You give the book store one final holiday season, then turn in your two week notice. Your parents have offered you the apartment over the garage at the farmhouse rent free until you can get yourself back on your feet. You haven't told them what happened, but they're not blind. It's just what you need- away from crowds and highways. Away from worried roommates. It's your Fortress of Solitude. There's room for you and you alone.

You pack up your life and cross the Delaware border, back to your Pennsylvania hometown. You lose yourself in distractions- books, anime, fan fiction. Anything that will let you not think, not remember, not feel. You try to drink yourself numb or take pills to help you sleep. You daydream about walking into the ocean and never walking back out. Sometimes during your second or third shower of the day, you open your mouth and let the water fill it. You know it's not the same, but it's the closest you can get without a bath tub. It's just a daydream. That's all.



You stand in the doorway of your bedroom and stare at the bed. No sleep will come there; it hasn't in nearly a year. You fling yourself onto the tiny loveseat and stare at the television screen. Nothing's on. You slump in your desk chair, checking instant messenger to see if anyone else is awake. No one's there. You stare out the window. Nothing but the moon and stars and space.

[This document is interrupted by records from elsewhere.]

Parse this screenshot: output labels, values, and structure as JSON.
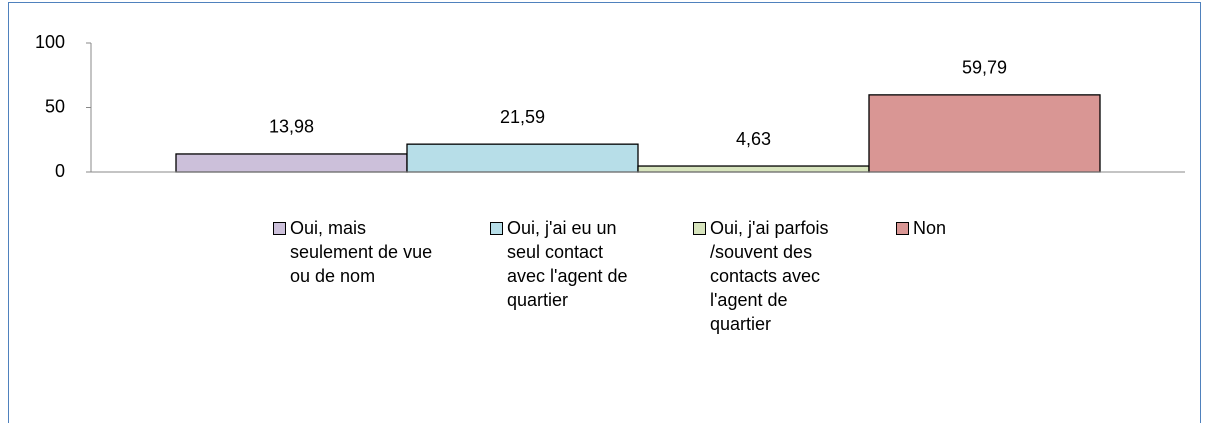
{
  "chart_data": {
    "type": "bar",
    "categories": [
      null
    ],
    "series": [
      {
        "name": "Oui, mais seulement de vue ou de nom",
        "color": "#ccc0da",
        "values": [
          13.98
        ],
        "value_labels": [
          "13,98"
        ]
      },
      {
        "name": "Oui, j'ai eu un seul contact avec l'agent de quartier",
        "color": "#b7dee8",
        "values": [
          21.59
        ],
        "value_labels": [
          "21,59"
        ]
      },
      {
        "name": "Oui, j'ai parfois /souvent des contacts avec l'agent de quartier",
        "color": "#d7e4bd",
        "values": [
          4.63
        ],
        "value_labels": [
          "4,63"
        ]
      },
      {
        "name": "Non",
        "color": "#d99694",
        "values": [
          59.79
        ],
        "value_labels": [
          "59,79"
        ]
      }
    ],
    "ylim": [
      0,
      100
    ],
    "yticks": [
      0,
      50,
      100
    ],
    "grid": false,
    "legend": "bottom"
  }
}
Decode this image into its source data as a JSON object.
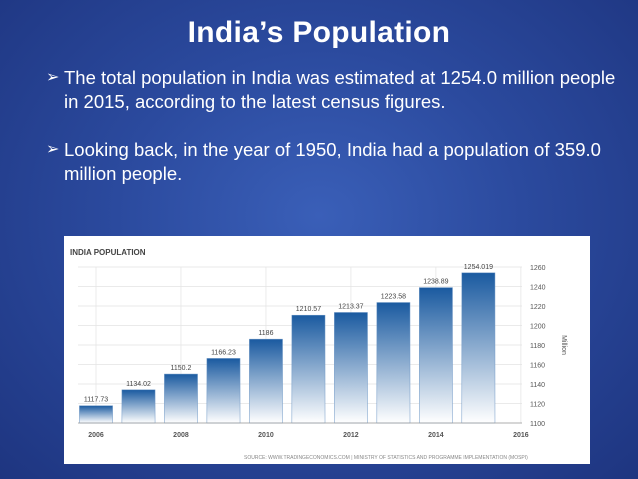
{
  "slide": {
    "title": "India’s Population",
    "bullet_marker": "➢",
    "bullets": [
      "The total population in India was estimated at 1254.0 million people in 2015, according to the latest census figures.",
      "Looking back, in the year of 1950, India had a population of 359.0 million people."
    ]
  },
  "chart_data": {
    "type": "bar",
    "title": "INDIA POPULATION",
    "categories": [
      "2006",
      "2007",
      "2008",
      "2009",
      "2010",
      "2011",
      "2012",
      "2013",
      "2014",
      "2015"
    ],
    "values": [
      1117.73,
      1134.02,
      1150.2,
      1166.23,
      1186,
      1210.57,
      1213.37,
      1223.58,
      1238.89,
      1254.019
    ],
    "value_labels": [
      "1117.73",
      "1134.02",
      "1150.2",
      "1166.23",
      "1186",
      "1210.57",
      "1213.37",
      "1223.58",
      "1238.89",
      "1254.019"
    ],
    "x_tick_labels": [
      "2006",
      "2008",
      "2010",
      "2012",
      "2014",
      "2016"
    ],
    "y_ticks": [
      1100,
      1120,
      1140,
      1160,
      1180,
      1200,
      1220,
      1240,
      1260
    ],
    "ylim": [
      1100,
      1260
    ],
    "ylabel": "Million",
    "y_axis_side": "right",
    "grid": true,
    "source": "SOURCE: WWW.TRADINGECONOMICS.COM | MINISTRY OF STATISTICS AND PROGRAMME IMPLEMENTATION (MOSPI)",
    "colors": {
      "bar_top": "#1a5aa0",
      "bar_bottom": "#ffffff",
      "text": "#444444",
      "grid": "#e3e3e3"
    }
  }
}
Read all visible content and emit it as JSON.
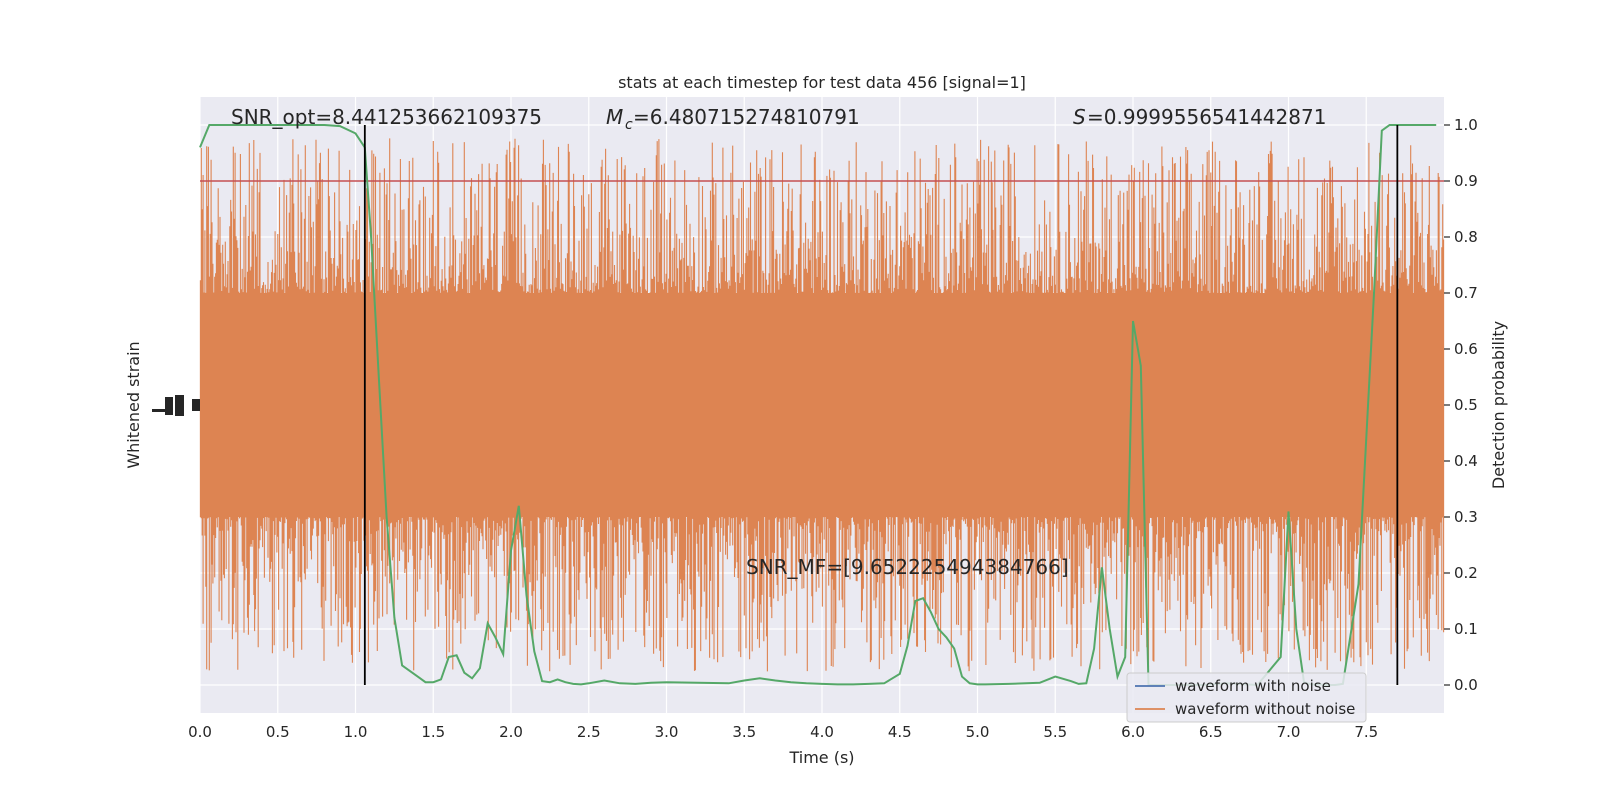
{
  "chart_data": {
    "type": "line",
    "title": "stats at each timestep for test data 456 [signal=1]",
    "xlabel": "Time (s)",
    "ylabel_left": "Whitened strain",
    "ylabel_right": "Detection probability",
    "xlim": [
      0,
      8
    ],
    "ylim_right": [
      -0.05,
      1.05
    ],
    "x_ticks": [
      "0.0",
      "0.5",
      "1.0",
      "1.5",
      "2.0",
      "2.5",
      "3.0",
      "3.5",
      "4.0",
      "4.5",
      "5.0",
      "5.5",
      "6.0",
      "6.5",
      "7.0",
      "7.5"
    ],
    "y_ticks_right": [
      "0.0",
      "0.1",
      "0.2",
      "0.3",
      "0.4",
      "0.5",
      "0.6",
      "0.7",
      "0.8",
      "0.9",
      "1.0"
    ],
    "grid": true,
    "legend_position": "lower-right",
    "annotations": {
      "snr_opt": "SNR_opt=8.441253662109375",
      "mc": "=6.480715274810791",
      "s": "=0.9999556541442871",
      "snr_mf": "SNR_MF=[9.652225494384766]"
    },
    "threshold": 0.9,
    "vlines": [
      1.06,
      7.7
    ],
    "series": [
      {
        "name": "waveform with noise",
        "color": "#4c72b0",
        "note": "hidden behind orange trace"
      },
      {
        "name": "waveform without noise",
        "color": "#dd8452",
        "band_low": 0.3,
        "band_high": 0.7,
        "spike_max": 1.0,
        "spike_min": 0.0
      },
      {
        "name": "Detection probability",
        "color": "#55a868",
        "x": [
          0,
          0.06,
          0.2,
          0.4,
          0.6,
          0.8,
          0.9,
          1.0,
          1.06,
          1.1,
          1.15,
          1.2,
          1.25,
          1.3,
          1.4,
          1.45,
          1.5,
          1.55,
          1.6,
          1.65,
          1.7,
          1.75,
          1.8,
          1.85,
          1.9,
          1.95,
          2.0,
          2.05,
          2.1,
          2.15,
          2.2,
          2.25,
          2.3,
          2.35,
          2.4,
          2.45,
          2.5,
          2.6,
          2.7,
          2.8,
          2.9,
          3.0,
          3.2,
          3.4,
          3.5,
          3.6,
          3.7,
          3.8,
          3.9,
          4.0,
          4.1,
          4.2,
          4.3,
          4.4,
          4.5,
          4.55,
          4.6,
          4.65,
          4.7,
          4.75,
          4.8,
          4.85,
          4.9,
          4.95,
          5.0,
          5.05,
          5.2,
          5.4,
          5.5,
          5.6,
          5.65,
          5.7,
          5.75,
          5.8,
          5.85,
          5.9,
          5.95,
          6.0,
          6.05,
          6.1,
          6.15,
          6.2,
          6.25,
          6.3,
          6.35,
          6.4,
          6.45,
          6.5,
          6.6,
          6.8,
          6.95,
          7.0,
          7.05,
          7.1,
          7.15,
          7.2,
          7.25,
          7.3,
          7.35,
          7.45,
          7.55,
          7.6,
          7.65,
          7.7,
          7.75,
          7.8,
          7.85,
          7.95
        ],
        "y": [
          0.96,
          1.0,
          1.0,
          1.0,
          1.0,
          1.0,
          0.998,
          0.985,
          0.96,
          0.8,
          0.55,
          0.3,
          0.12,
          0.035,
          0.015,
          0.005,
          0.005,
          0.01,
          0.05,
          0.053,
          0.022,
          0.012,
          0.03,
          0.11,
          0.085,
          0.055,
          0.24,
          0.32,
          0.16,
          0.06,
          0.007,
          0.005,
          0.01,
          0.005,
          0.002,
          0.001,
          0.003,
          0.008,
          0.003,
          0.002,
          0.004,
          0.005,
          0.004,
          0.003,
          0.008,
          0.012,
          0.008,
          0.005,
          0.003,
          0.002,
          0.001,
          0.001,
          0.002,
          0.003,
          0.02,
          0.07,
          0.15,
          0.155,
          0.13,
          0.1,
          0.085,
          0.065,
          0.015,
          0.003,
          0.001,
          0.001,
          0.002,
          0.004,
          0.015,
          0.007,
          0.002,
          0.003,
          0.065,
          0.21,
          0.1,
          0.015,
          0.05,
          0.65,
          0.57,
          0.0,
          0.0,
          0.0,
          0.0,
          0.0,
          0.0,
          0.0,
          0.0,
          0.001,
          0.003,
          0.0,
          0.05,
          0.31,
          0.1,
          0.005,
          0.001,
          0.001,
          0.0,
          0.0,
          0.002,
          0.18,
          0.7,
          0.99,
          1.0,
          1.0,
          1.0,
          1.0,
          1.0,
          1.0
        ]
      }
    ]
  }
}
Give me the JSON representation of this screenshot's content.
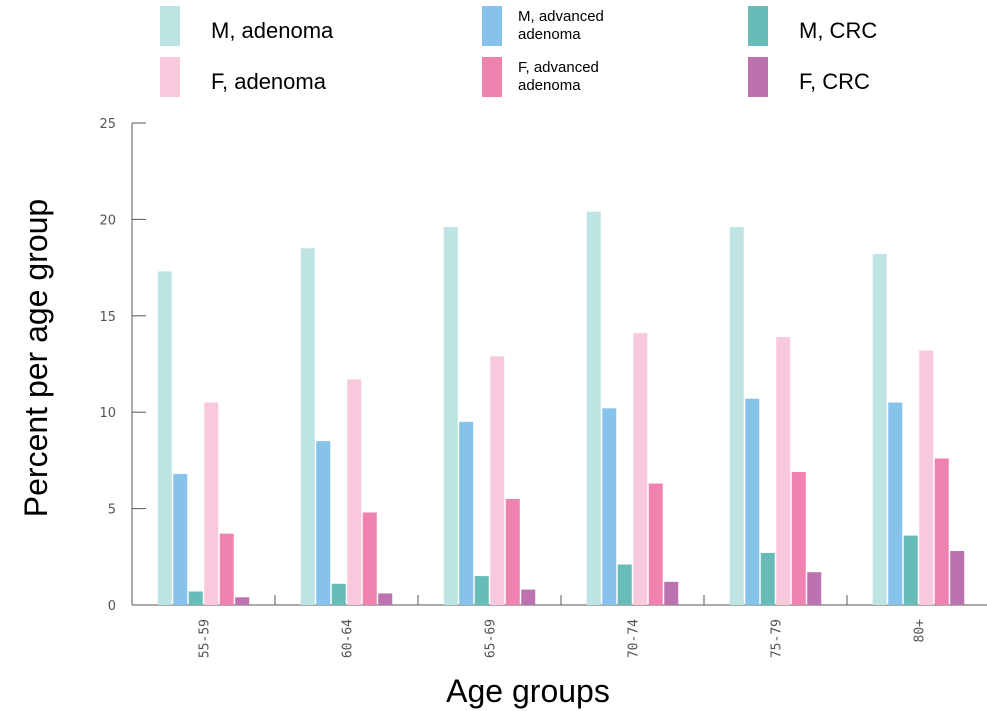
{
  "chart_data": {
    "type": "bar",
    "xlabel": "Age groups",
    "ylabel": "Percent per age  group",
    "ylim": [
      0,
      25
    ],
    "yticks": [
      0,
      5,
      10,
      15,
      20,
      25
    ],
    "categories": [
      "55-59",
      "60-64",
      "65-69",
      "70-74",
      "75-79",
      "80+"
    ],
    "series": [
      {
        "name": "M, adenoma",
        "color": "#bde3e3",
        "values": [
          17.3,
          18.5,
          19.6,
          20.4,
          19.6,
          18.2
        ]
      },
      {
        "name": "M, advanced adenoma",
        "color": "#86c2ea",
        "values": [
          6.8,
          8.5,
          9.5,
          10.2,
          10.7,
          10.5
        ]
      },
      {
        "name": "M, CRC",
        "color": "#67bcb8",
        "values": [
          0.7,
          1.1,
          1.5,
          2.1,
          2.7,
          3.6
        ]
      },
      {
        "name": "F, adenoma",
        "color": "#f8c8dc",
        "values": [
          10.5,
          11.7,
          12.9,
          14.1,
          13.9,
          13.2
        ]
      },
      {
        "name": "F, advanced adenoma",
        "color": "#ef82ae",
        "values": [
          3.7,
          4.8,
          5.5,
          6.3,
          6.9,
          7.6
        ]
      },
      {
        "name": "F, CRC",
        "color": "#bb72ae",
        "values": [
          0.4,
          0.6,
          0.8,
          1.2,
          1.7,
          2.8
        ]
      }
    ],
    "legend_position": "top",
    "grid": false
  }
}
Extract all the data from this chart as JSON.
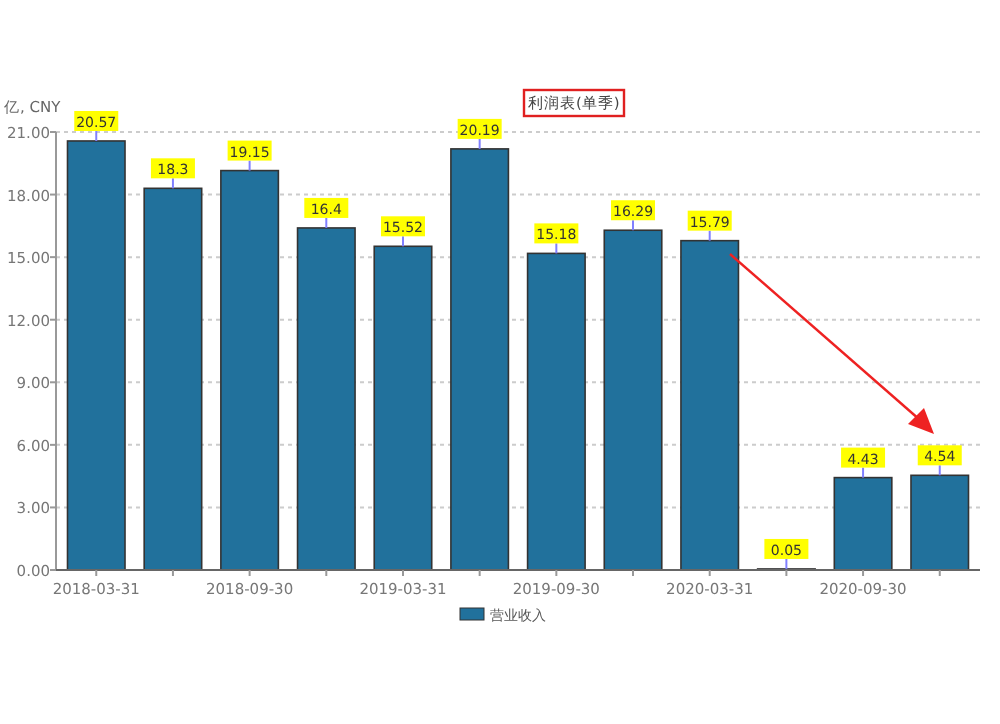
{
  "chart_data": {
    "type": "bar",
    "title": "利润表(单季)",
    "ylabel": "亿, CNY",
    "categories": [
      "2018-03-31",
      null,
      "2018-09-30",
      null,
      "2019-03-31",
      null,
      "2019-09-30",
      null,
      "2020-03-31",
      null,
      "2020-09-30",
      null
    ],
    "series": [
      {
        "name": "营业收入",
        "color": "#21719c",
        "values": [
          20.57,
          18.3,
          19.15,
          16.4,
          15.52,
          20.19,
          15.18,
          16.29,
          15.79,
          0.05,
          4.43,
          4.54
        ]
      }
    ],
    "ylim": [
      0,
      21
    ],
    "yticks": [
      {
        "value": 0,
        "label": "0.00"
      },
      {
        "value": 3,
        "label": "3.00"
      },
      {
        "value": 6,
        "label": "6.00"
      },
      {
        "value": 9,
        "label": "9.00"
      },
      {
        "value": 12,
        "label": "12.00"
      },
      {
        "value": 15,
        "label": "15.00"
      },
      {
        "value": 18,
        "label": "18.00"
      },
      {
        "value": 21,
        "label": "21.00"
      }
    ],
    "grid": "y",
    "legend": "bottom",
    "data_labels": true
  }
}
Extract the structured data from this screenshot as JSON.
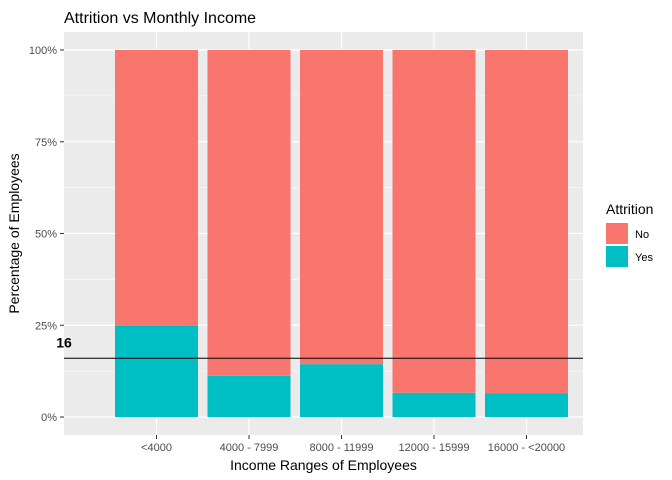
{
  "chart_data": {
    "type": "bar",
    "stacked": "percent",
    "title": "Attrition vs Monthly Income",
    "xlabel": "Income Ranges of Employees",
    "ylabel": "Percentage of Employees",
    "categories": [
      "<4000",
      "4000 - 7999",
      "8000 - 11999",
      "12000 - 15999",
      "16000 - <20000"
    ],
    "series": [
      {
        "name": "No",
        "color": "#F8766D",
        "values": [
          75.2,
          88.8,
          85.6,
          93.4,
          93.6
        ]
      },
      {
        "name": "Yes",
        "color": "#00BFC4",
        "values": [
          24.8,
          11.2,
          14.4,
          6.6,
          6.4
        ]
      }
    ],
    "ylim": [
      0,
      100
    ],
    "yticks": [
      0,
      25,
      50,
      75,
      100
    ],
    "ytick_labels": [
      "0%",
      "25%",
      "50%",
      "75%",
      "100%"
    ],
    "legend": {
      "title": "Attrition",
      "position": "right",
      "entries": [
        "No",
        "Yes"
      ]
    },
    "reference_line": {
      "y": 16,
      "label": "16"
    },
    "panel_background": "#EBEBEB",
    "grid": true
  }
}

You've been cooped up in this apartment for months, only venturing out to your part-time tutoring job. You visit the grocery early on Sunday morning when no one else will be around to bump into you or to stand too close. You grab your bottle of wine. Maybe space is what you need.

You stand in the yard and look out on the field behind the house where you grew up. The house stands dark and empty, its For Sale sign swaying in the breeze. The only light is the dim glow from your apartment over the garage. The half empty bottle of white wine is clutched in one hand, a pinot grigio maybe. A sweet Italian with just enough acidity to give the wine a slightly tart finish. The grass beneath your bare feet is soft and cool and the breeze whispers across the back of your neck.

It's mid-May, so late at night there aren't any cars passing by. The moon is full and bright, shining like freshly polished silver. She's so close, you feel that if you could just find the right moonbeam, you could walk to her surface. Out in the field you can see the silhouette of grazing deer. It's quiet enough that you can hear stalks of grass being torn from their roots.

You take a deep breath and sigh it out. Something trickles from your head, runs down your spine, and out through your feet, absorbed by the earth under your soles. The wine follows as you drop both bottle to the ground. You stretch your arms as wide as you can to either side of your body and spread your fingers. Blood rushes into muscles you never realized were cramped. You drop your arms and are overcome by a yawn so deep it fills your lungs to their maximum capacity.

And when I breathe out, I decide.


1. U.S. Department of Justice. 2005 National Crime Victimization Study. 2005.
2. National Institute of Justice & Centers for Disease Control & Prevention. Prevalence, Incidence and Consequences of Violence Against Women Survey. 1998.